Mano Brown, que apresenta o programa, iniciou classificando o dia como “mais do que especial” e apresentou o ex-presidente como o “nosso Lula da massa”. Na conversa que flutuou entre passado e presente, o integrante do Racionais lembrou que, aos 14 anos, já tinha empatia com o PT, mesmo sem noção política. Diante da pobreza que vivia, Brown afirma que já enxergava o partido como uma possibilidade de mudança.

Apesar de reafirmar e demonstrar sua simpatia com o partido e com Lula, o rapper levantou temas como a “branquitude” da esquerda, apontou falhas das gestões com a periferia e, obviamente, relembrou do marcante discurso crítico ao PT, em 2018, durante o ato pró-candidatura de Fernando Haddad.

Interlocutor de um segmento da população, Mano Brown colocou o dedo na ferida não apenas como uma maneira de trazer a resolução sobre alguns assuntos importantes, mas principalmente criar uma intermediação entre Lula e a nova geração. Em poucos minutos de conversa, ele disse que é possível notar a convicção nas fala do ex-presidente e acrescentou sobre a necessidade de reapresentar o petista para os jovens que cresceram neste século.
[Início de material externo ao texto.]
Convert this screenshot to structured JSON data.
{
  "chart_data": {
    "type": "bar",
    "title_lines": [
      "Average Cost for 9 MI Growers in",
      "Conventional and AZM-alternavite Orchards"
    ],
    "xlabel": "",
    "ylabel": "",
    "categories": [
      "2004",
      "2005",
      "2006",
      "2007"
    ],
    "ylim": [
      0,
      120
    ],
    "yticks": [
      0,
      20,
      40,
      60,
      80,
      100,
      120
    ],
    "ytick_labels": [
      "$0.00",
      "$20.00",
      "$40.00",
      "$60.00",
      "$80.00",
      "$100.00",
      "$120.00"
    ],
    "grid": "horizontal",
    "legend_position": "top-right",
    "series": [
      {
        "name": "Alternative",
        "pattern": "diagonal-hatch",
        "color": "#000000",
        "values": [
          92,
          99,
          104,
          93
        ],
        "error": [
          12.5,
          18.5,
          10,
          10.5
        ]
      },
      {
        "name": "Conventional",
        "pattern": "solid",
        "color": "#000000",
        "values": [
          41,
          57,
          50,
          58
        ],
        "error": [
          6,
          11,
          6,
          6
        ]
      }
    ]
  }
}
“Minha geração vê você como o candidato que perdeu três eleições, enquanto a nova geração te vê como a situação, o presidente. Você fez quase um milagre no Brasil, mas os jovens não te conhecem ainda”, afirmou Mano Brown. “Ou me conhecem pelas últimas mentiras contadas”, respondeu Lula.

A rebeldia como construção

O começo do programa tratou do passado. Membro de um grupo consagrado na música nacional, Brown perguntou o que motivou Lula a criar seu grupo também histórico: o PT. O líder político lembrou que, ao se deparar com um Congresso Nacional sem representantes da classe trabalhadora, fez sua mobilização política. O petista afirma que a juventude rebelde, que o rapper representa, é capaz de promover as mudanças que desejam na sociedade, sem negar a política.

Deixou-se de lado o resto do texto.